Sea Spaghetti Cheese Straws with Bladder Wrack Rough Puff Pastry:
Ingredients
250g plain flour
50g wholemeal or rye flour
½ tsp salt
1tbsp olive oil
175g cold butter, cut into 1cm cubes
1 egg yolk
175ml half milk, half water
10g dried sea spaghetti
1 tbsp of lemon juice
75g mature cheddar, grated. You can use whatever cheese you prefer; I’ve now made these with just cheddar and with a cheddar/gruyere mix. I’m planning to try them with Cornish Yarg at some point soon.
½ tsp dried, ground bladder wrack
Black Pepper, to taste
Extra flour for rolling
Toss the flours, salt, pepper, ground bladder wrack in bowl until mixed, then rub through the olive oil until it disappears.
Add the cheese and the cold cubes of butter, then use a wooden spoon to mix them through evenly without breaking them up too much.
Mix the egg yolk with the milk and water, then pour into the bowl. Blend until you have a soft, lump dough. You want to retain the solid cubes of butter as much as possible.
Cover and leave to chill in the fridge for 20-30 minutes.
Scrape out the dough onto a slightly floured surface, lightly dust the top and your rolling pin with more flour. Roll it out into an oblong roughly 20cm by 40cm.
The lumps of butter will stick to the surface and your rolling pin, use extra flour when needed.
Fold it in by one third from the left, then one third from the right. This is known as a blanket fold. Turn the pastry 90 degrees and roll out again before folding once more and placing back in the fridge for another 30 minutes.
Repeat this roll and fold twice more at 30-minute intervals.
Meanwhile, while the pastry is chilling soak the dried sea spaghetti in cold water for 30 minutes. Drain and pat dry (it can stain cloth so choose carefully) then toss with the lemon juice. Leave to marinade for at least 30 minutes.
Once the pastry and the sea spaghetti are both ready roll out the pastry into an oblong one last time.
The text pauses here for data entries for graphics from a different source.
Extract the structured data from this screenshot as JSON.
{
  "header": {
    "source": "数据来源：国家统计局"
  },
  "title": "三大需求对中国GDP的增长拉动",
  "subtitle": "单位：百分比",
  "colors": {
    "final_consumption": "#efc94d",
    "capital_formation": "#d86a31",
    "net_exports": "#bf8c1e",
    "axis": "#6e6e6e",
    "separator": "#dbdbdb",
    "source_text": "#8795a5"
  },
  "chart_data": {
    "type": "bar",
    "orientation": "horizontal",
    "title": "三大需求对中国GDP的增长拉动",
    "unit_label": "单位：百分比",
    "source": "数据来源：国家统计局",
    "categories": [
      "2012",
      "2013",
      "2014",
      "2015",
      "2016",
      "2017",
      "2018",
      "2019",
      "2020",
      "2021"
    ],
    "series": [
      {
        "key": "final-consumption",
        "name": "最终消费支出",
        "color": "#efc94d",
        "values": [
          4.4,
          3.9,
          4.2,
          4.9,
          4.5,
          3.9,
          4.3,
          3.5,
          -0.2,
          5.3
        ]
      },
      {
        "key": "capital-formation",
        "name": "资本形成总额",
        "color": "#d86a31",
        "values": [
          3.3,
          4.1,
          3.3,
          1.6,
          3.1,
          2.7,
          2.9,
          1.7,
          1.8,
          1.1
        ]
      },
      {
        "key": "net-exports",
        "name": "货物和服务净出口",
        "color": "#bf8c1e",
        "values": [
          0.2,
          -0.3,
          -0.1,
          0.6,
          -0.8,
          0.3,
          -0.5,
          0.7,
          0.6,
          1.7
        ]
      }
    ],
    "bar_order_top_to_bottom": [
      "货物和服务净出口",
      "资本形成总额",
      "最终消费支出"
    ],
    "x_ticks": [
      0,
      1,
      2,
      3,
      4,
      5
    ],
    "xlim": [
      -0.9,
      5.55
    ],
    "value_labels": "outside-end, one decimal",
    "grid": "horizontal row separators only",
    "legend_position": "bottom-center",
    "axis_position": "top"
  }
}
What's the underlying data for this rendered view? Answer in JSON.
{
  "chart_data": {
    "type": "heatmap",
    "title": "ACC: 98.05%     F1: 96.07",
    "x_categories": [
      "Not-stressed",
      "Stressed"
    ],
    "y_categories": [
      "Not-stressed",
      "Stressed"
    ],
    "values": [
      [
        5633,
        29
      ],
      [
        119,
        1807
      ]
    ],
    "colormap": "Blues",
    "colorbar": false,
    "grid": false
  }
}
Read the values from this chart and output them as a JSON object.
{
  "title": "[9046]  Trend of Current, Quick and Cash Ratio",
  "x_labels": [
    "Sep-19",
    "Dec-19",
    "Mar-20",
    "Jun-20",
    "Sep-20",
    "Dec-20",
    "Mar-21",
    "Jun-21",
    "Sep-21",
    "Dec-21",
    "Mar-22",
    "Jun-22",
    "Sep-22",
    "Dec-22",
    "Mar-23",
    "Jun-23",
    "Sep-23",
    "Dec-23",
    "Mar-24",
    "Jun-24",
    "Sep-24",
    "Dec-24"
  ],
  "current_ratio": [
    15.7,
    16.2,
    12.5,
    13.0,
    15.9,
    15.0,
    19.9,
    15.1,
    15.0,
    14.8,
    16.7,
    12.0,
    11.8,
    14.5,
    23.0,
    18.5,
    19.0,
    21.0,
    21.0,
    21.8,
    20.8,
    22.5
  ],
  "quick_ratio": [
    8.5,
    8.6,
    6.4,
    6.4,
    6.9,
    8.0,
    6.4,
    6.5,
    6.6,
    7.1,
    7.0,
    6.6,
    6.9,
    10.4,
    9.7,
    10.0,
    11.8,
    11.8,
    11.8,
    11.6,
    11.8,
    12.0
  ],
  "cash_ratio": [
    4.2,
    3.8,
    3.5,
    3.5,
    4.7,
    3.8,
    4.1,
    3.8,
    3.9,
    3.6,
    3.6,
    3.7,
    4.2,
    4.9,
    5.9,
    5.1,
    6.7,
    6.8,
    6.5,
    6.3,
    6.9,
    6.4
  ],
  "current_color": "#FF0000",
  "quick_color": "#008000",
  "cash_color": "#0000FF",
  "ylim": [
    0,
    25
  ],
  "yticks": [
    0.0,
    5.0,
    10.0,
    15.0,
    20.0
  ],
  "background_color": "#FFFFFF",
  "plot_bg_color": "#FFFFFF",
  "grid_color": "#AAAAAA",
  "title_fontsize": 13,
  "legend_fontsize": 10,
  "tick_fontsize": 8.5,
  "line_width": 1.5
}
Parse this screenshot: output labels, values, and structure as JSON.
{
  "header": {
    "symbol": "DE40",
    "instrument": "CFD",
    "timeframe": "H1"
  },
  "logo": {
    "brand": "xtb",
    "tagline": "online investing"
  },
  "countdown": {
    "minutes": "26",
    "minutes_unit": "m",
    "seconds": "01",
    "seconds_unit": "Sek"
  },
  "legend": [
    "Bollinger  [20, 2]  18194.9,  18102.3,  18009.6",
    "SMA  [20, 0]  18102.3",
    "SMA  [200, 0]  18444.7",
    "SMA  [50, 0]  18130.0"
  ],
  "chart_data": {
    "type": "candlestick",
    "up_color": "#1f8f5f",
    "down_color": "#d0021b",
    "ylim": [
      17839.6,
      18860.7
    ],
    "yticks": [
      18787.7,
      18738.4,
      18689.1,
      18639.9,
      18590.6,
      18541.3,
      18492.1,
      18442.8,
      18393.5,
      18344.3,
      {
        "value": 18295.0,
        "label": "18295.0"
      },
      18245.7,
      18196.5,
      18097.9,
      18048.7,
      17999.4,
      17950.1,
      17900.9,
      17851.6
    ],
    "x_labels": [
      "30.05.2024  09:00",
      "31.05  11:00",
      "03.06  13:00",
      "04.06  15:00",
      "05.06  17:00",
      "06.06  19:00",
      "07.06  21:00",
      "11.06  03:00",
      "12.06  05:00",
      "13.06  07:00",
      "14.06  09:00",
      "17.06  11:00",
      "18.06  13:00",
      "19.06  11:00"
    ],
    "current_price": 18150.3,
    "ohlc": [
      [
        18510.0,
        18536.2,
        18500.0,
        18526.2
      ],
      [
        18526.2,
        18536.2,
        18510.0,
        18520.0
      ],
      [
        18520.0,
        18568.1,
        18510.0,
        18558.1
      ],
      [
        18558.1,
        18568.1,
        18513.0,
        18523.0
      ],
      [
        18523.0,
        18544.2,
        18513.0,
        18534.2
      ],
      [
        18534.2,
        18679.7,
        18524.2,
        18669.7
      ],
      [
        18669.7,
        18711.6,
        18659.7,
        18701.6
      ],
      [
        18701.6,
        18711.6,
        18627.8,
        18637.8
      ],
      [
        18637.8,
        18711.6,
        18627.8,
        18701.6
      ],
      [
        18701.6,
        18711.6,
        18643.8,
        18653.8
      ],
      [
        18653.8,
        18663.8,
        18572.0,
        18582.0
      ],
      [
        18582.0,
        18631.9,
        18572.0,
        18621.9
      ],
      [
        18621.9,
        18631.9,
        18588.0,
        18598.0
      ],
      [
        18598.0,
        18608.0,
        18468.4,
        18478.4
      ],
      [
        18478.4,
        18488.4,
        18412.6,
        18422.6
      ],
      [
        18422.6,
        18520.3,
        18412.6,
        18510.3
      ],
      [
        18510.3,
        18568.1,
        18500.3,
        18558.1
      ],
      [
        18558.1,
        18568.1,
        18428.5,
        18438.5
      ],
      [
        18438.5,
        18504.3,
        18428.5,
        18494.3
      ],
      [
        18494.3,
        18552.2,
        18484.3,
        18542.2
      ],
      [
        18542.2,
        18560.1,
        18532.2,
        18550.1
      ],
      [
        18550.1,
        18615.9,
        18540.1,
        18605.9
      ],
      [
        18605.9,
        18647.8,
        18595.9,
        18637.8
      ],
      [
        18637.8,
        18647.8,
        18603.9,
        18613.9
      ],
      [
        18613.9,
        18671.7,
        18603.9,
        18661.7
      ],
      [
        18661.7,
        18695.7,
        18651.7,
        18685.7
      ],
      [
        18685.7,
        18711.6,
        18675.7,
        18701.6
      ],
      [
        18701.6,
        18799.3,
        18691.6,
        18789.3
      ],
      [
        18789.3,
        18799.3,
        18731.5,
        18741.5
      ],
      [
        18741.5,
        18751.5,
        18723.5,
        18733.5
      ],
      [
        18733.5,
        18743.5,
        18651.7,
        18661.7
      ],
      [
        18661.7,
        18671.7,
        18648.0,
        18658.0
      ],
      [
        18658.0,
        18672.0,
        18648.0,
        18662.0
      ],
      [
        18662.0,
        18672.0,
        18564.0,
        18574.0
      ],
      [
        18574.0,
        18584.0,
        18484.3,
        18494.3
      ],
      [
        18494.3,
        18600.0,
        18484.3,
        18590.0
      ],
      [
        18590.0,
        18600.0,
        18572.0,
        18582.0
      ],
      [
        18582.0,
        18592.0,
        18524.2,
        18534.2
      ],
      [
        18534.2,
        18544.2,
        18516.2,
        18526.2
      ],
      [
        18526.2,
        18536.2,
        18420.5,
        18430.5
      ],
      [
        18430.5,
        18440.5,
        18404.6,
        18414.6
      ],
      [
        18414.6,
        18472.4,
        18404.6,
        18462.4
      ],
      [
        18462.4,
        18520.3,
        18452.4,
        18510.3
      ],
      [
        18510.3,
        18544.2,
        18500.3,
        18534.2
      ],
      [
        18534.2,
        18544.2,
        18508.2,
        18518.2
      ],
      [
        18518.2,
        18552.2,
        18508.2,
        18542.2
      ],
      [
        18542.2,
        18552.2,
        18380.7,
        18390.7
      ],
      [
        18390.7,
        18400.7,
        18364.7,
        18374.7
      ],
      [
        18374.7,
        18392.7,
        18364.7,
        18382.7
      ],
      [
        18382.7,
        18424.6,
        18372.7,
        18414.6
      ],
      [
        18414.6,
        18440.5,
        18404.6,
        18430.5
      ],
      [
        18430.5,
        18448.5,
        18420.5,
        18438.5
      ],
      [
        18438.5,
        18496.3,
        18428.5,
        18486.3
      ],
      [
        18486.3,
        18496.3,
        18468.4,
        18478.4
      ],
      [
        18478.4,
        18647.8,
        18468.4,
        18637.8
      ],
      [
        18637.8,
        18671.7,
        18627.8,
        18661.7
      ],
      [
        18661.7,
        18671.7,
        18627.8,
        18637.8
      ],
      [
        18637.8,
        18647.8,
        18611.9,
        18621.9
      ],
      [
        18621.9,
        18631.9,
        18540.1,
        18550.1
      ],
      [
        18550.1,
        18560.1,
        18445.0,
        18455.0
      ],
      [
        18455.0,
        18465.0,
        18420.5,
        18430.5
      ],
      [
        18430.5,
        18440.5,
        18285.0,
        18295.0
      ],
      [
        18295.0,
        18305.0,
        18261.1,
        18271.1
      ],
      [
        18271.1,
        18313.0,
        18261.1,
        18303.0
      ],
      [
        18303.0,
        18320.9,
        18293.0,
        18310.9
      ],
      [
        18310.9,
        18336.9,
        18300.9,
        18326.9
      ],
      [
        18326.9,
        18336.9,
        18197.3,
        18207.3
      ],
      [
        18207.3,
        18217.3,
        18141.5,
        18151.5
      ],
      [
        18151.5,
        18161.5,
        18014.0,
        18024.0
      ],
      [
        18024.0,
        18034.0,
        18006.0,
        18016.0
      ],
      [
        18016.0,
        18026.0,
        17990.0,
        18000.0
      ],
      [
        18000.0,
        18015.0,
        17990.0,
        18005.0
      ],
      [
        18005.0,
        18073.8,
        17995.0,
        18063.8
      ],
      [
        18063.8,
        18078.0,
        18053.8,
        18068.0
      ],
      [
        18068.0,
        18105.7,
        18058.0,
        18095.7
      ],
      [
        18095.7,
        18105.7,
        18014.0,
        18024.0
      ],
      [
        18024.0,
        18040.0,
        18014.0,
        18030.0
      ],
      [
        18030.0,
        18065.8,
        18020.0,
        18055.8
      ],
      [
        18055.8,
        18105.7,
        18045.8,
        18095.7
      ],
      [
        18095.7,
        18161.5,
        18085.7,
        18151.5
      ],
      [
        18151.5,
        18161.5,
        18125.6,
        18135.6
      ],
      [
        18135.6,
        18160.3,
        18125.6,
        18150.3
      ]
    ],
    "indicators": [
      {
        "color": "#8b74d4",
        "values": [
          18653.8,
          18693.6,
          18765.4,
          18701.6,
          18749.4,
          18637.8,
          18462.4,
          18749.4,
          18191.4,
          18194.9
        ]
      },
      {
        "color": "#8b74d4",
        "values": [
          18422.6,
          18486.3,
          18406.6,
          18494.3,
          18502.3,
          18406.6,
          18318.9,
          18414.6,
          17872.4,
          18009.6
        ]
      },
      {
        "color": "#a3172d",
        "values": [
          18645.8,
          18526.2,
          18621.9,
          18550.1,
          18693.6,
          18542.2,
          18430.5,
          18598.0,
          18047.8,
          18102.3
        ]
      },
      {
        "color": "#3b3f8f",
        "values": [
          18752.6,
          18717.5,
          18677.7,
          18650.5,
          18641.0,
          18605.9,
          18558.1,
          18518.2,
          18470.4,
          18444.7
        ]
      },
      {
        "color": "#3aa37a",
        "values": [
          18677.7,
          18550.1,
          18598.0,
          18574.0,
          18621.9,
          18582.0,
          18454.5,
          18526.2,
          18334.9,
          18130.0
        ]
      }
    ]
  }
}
Lay a strange of sea spaghetti along the length and fold the pastry over it so it is encased within. Neatly cut along the side and make sure it is sealed. Place the completed straw on a plate and make the next one. Repeat until you are out of pastry and sea spaghetti.
Put back in the fridge for 30 minutes.
Preheat the oven to 180C (fan assisted) while the cheese straws are chilling
Put the cheese straws on a non-stick baking tray (I cover mine in greaseproof paper or butter and flour just to be safe).
Bake for 10-15 minutes, keep an eye on them, you are looking for golden brown and crispy.
Leave to cool for 5 mins before moving to a wire rack to cool completely.
They are delicious fresh from the oven, amazing cold, and can be popped back into the over for 5 minutes to be reheated easily. They work well one their own or with dips. I had them for dinner last night. And have a batch in my backpack to help with the journey to Edinburgh. If you want to try these but don’t know have rock pools nearby to go foraging in, the wonderful Cornish Seaweed Company sell it HERE.
Let me know if you try them, I’d love to hear about it. And I promise to share more foraging inspired recipes as I discover them.